Menurut Bey, karakter masyarakat Bandung Raya yang berbeda dengan Jakarta dan daerah penyangga, serta jalan yang ada tidak besar, sementara volume penggunaan kendaraan pribadi juga tinggi.
"Kita sedang melakukan tata ulang angkutan umum, saya bilang di Bandung hati-hati, jangan paksakan BRT seperti Busway (dengan koridor khusus). Karena karakter masyarakat Bandung Raya jangan disamakan dengan Jakarta, dan juga jalannya relatif kecil dibanding Jakarta," katanya di Gedung Sate Bandung, Antara, Minggu, 21 Juli.
Pada aspek masyarakat, Bey mengatakan dengan kondisi udara yang sejuk, sebenarnya jalan kaki atau bersepeda menuju kantor, sekolah, atau lokasi kegiatan bisa menjadi pilihan masyarakat, seperti yang dilakukan Bey selama bekerja sebagai Pj Gubernur Jabar.
Di mana sejauh dia bekerja di Bandung, Bey selalu berjalan kaki pagi untuk ke Gedung Sate yang membutuhkan waktu sekitar satu jam, dan melakukan kerja setelahnya.
"Ya sekitar satu jam kalau jalan kaki, setelah sampai istirahat mandi langsung bekerja.

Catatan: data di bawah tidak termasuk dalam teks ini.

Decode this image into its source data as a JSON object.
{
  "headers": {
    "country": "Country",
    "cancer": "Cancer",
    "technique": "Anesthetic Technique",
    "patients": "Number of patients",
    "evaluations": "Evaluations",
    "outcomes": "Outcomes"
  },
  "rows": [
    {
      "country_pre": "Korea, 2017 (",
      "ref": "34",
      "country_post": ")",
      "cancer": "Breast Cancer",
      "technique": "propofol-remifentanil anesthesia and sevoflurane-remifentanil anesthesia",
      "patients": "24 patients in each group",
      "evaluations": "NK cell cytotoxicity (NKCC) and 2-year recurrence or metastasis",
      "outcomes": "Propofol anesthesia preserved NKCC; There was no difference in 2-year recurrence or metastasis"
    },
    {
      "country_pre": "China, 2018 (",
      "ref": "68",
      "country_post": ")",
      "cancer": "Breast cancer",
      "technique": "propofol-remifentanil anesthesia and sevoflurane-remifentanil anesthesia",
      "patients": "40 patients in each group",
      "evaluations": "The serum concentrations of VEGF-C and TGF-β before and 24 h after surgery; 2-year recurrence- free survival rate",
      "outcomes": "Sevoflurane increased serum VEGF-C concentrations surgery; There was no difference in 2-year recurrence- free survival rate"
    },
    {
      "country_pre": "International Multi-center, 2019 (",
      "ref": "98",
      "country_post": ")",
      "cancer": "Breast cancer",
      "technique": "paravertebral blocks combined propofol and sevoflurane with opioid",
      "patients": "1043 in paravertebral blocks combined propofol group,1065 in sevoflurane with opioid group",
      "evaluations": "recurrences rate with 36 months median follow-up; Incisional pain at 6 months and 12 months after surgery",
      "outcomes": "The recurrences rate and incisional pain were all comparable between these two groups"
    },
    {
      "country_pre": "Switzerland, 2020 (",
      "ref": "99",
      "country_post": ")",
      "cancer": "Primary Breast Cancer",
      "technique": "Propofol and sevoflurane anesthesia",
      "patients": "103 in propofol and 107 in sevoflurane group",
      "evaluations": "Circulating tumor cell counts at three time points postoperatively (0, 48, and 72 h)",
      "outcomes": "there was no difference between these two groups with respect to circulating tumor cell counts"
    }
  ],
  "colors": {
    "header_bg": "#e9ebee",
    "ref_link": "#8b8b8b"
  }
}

Jadi ini bisa dilakukan yang lainnya ketika mau ke kantor atau misal bersekolah, sambil melakukan aktivitas olahraga yang membuat badan sehat dan bugar," kata dia.
Sementara sebelumnya, sistem transportasi massal BRT Bandung Raya ditargetkan bisa mulai beroperasi pada pertengahan 2024.
Untuk mencapai target tersebut, Direktur Lalu Lintas pada Ditjen Perhubungan Darat Kementerian Perhubungan Ahmad Yani sebelumnya mengatakan pihaknya bersama Bank Dunia menggelar pelatihan dan sosialisasi peningkatan kapasitas para pemangku kepentingan BRT Bandung Raya di Kota Bandung.
Para pemangku kepentingan yang dilibatkan dalam kegiatan tersebut, ucap Ahmad, mulai dari Pemprov Jabar serta kabupaten dan kota Bandung Raya yang meliputi Kota Bandung, Kabupaten Bandung, Kota Cimahi, Kabupaten Bandung Barat, dan Kabupaten Sumedang.
"Kita harus memberi pemahaman yang menyeluruh kepada semua pemangku kepentingan baik pemerintah maupun nonpemerintah tentang semua proses, agar pada pelaksanaannya semua menjadi tahu hak dan kewajiban," ujarnya.
Ahmad mengungkapkan bahwa Bank Dunia menjelaskan semua syarat yang harus dipenuhi dalam pembangunan sistem moda transportasi massal BRT, mulai dari perencanaan, pelaksanaan dan evaluasi.
Sementara itu, Senior Social Development Specialist Bank Dunia Mohammad Yasin Nurri menjelaskan langkah awal yang harus dilaksanakan para pemangku kepentingan dalam pembangunan BRT, mulai dari tenaga kerja hingga mitigasi dampak sosial dan lingkungan.
Menurut Nurri, ada sepuluh aspek yang harus diperhatikan yang terpenting adalah masalah tenaga kerja dan semua aspek turunannya serta masalah dampak sosial dan lingkungan.
Nurri menjelaskan setiap pembangunan, pasti menimbulkan dampak negatif atau merugikan terutama bagi masyarakat, hal itulah yang harus dimitigasi dan diminimalkan.
BACA JUGA:
"Dampak negatif itu bisa polusi udara, kegaduhan, kemacetan dan lain-lain. Dampak sosialnya bahkan bisa terjadi pelecehan seksual, konflik pekerja dan masyarakat. Ini penting sekali diperhitungkan," tutur Nurri.